An official ceremony was held at Anıtkabir, Atatürk’s mausoleum, in the capital Ankara. President Recep Tayyip Erdoğan and dignitaries, from Parliament Speaker Mustafa Şentop to leaders of opposition parties, attended the event where a wreath was laid at his grave. Erdoğan, signing a visitors’ book at the mausoleum, wrote: “Our nation remember Gazi Mustafa Kemal Atatürk and his heroic brothers in arms who crowned our nation’s struggle for existence with victory and left a legacy of an independent, free country. We will work for the eternal survival of our republic built on the sacrifice of our martyrs and to leave a prosperous, powerful, reputed country to future generations.”
Erdoğan later spoke at an event at the Presidential Complex organized by the Atatürk Supreme Council for Culture, Language and History on the occasion. He paid tribute to Atatürk and criticized those who “dogmatized” him and “those who try to make his legacy worthless” instead of pursuing his vision and honoring his memory by adapting to “the way of knowledge and mind.”
He said Turkey started pursuing global goals by fighting “a mindset of tutelage slave to the West that saw itself as the ‘owner’ of the state." “Those who were accustomed to run this country like a family company for years through a bunch of elites tried their hand to defeat us,” the president said. “We suffered from such a deep, heinous siege because we renewed our war of independence but this time, in a stronger way,” the president said.

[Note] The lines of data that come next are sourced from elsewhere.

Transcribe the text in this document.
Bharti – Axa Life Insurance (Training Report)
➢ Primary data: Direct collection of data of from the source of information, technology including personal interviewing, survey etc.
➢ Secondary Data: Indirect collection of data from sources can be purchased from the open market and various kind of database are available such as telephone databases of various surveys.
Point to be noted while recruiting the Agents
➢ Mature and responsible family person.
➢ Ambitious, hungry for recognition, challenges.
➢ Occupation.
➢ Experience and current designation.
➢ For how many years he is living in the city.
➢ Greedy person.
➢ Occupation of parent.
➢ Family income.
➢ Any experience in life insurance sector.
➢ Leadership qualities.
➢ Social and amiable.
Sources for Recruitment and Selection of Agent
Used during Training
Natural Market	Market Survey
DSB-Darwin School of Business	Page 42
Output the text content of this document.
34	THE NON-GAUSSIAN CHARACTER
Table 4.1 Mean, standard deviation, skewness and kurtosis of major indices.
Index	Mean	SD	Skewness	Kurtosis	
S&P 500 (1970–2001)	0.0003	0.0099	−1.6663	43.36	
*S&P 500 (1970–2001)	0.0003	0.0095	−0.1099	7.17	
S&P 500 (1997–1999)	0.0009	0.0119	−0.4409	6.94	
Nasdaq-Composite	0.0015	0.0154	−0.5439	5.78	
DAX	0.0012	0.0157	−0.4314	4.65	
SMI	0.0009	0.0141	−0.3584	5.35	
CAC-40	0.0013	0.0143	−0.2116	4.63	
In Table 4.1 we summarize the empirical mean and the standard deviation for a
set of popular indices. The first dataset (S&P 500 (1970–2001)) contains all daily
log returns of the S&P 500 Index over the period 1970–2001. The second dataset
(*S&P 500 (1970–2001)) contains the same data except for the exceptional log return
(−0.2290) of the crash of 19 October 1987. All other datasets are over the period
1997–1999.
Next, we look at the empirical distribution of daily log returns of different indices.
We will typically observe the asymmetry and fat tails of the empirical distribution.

Atatürk, born Mustafa in Thessaloniki in present-day Greece in 1881, pursued a military career after switching from a high school specialized in creating future bureaucrats to a military school in Monastir (Bitola), currently in North Macedonia. There, he was given the second name Kemal by a teacher in order to distinguish him from the many other Mustafas attending the school, although his penchant for learning made him stand out among his peers. He later traveled to Istanbul, the then-capital of the Ottoman Empire, to attend a military academy from which he graduated with the rank of staff captain in 1905. Following stints in Syria and Macedonia, he served in the Italo-Turkish War in Libya and Balkan wars. He gradually began climbing the ranks of the Ottoman army and was assigned the position of military attache to Sofia when he volunteered to go to the front lines in World War I. The war would bolster his reputation as a skilled military commander, particularly in the Gallipoli campaign, and he rose to the rank of general in 1916 while serving as a commander on the eastern front. As the war drew to a close and the long-standing empire began to crumble, he launched an initiative with a group of patriots to start a secret war of independence against invading Western powers.
Atatürk was an army inspector when he traveled to Samsun on the Black Sea coast from Istanbul. His arrival in Samsun on May 19, 1919, is now largely considered the first concrete step in the fight for independence for the Turkish nation following World War I, after being sentenced to death, as he rallied military commanders and civilians in Anatolia in his campaign for independence. Resigning from his military career, he embarked on a mission to garner public support in conventions held in cities in the Anatolian heartland. A charismatic figure with military credentials, he was embraced by an Allied-occupied nation torn apart by years of war. He called for the members of the last Ottoman parliament to convene in Ankara in 1920. Then came the Treaty of Sevres between the Ottoman Empire and the invading forces which sought to relinquish Turkish territories to the Allied forces of World War I, but Mustafa Kemal announced that the Parliament in Ankara would not recognize it. After a series of victories against invading Greek forces, he launched the Büyük Taarruz (Great Offensive), an all-out war against the invaders that ensured the survival of the nation and the birth of a new country.
Following multiple battles and treaties, Turkey emerged as the successor of the now-defunct Ottoman Empire, and in 1923, Mustafa Kemal declared the establishment of the Republic of Turkey. He was elected the first president of the republic, an office he held until his death. To this day, he remains the longest-serving president.
Today the leader is better known by his last name than his first, but Mustafa Kemal was actually given his last name at a much later stage in his life. A law mandating citizens to use surnames was enacted in 1934, and Mustafa Kemal was endowed with the surname Atatürk, which literally means “the father of Turks.” Atatürk proved his tenacity on the battlefield but also demonstrated that he was more than a commander-in-chief in post-war Turkey. He drafted new economic policies and the country’s foreign affairs at a time when the world had declared war against the country just a few years earlier. His motto, “Peace At Home, Peace In the World” inspired generations of statespeople in their approach to the country’s diplomatic affairs.
Atatürk’s health worsened in early 1938, and he was confined to Dolmabahçe Palace in Istanbul for the majority of his final days. Following his death, Atatürk’s body was taken to Ankara and placed in a temporary grave at the Ethnography Museum of Ankara. His body was transferred to its current resting place, Anıtkabir, a spectacular mausoleum, in 1953.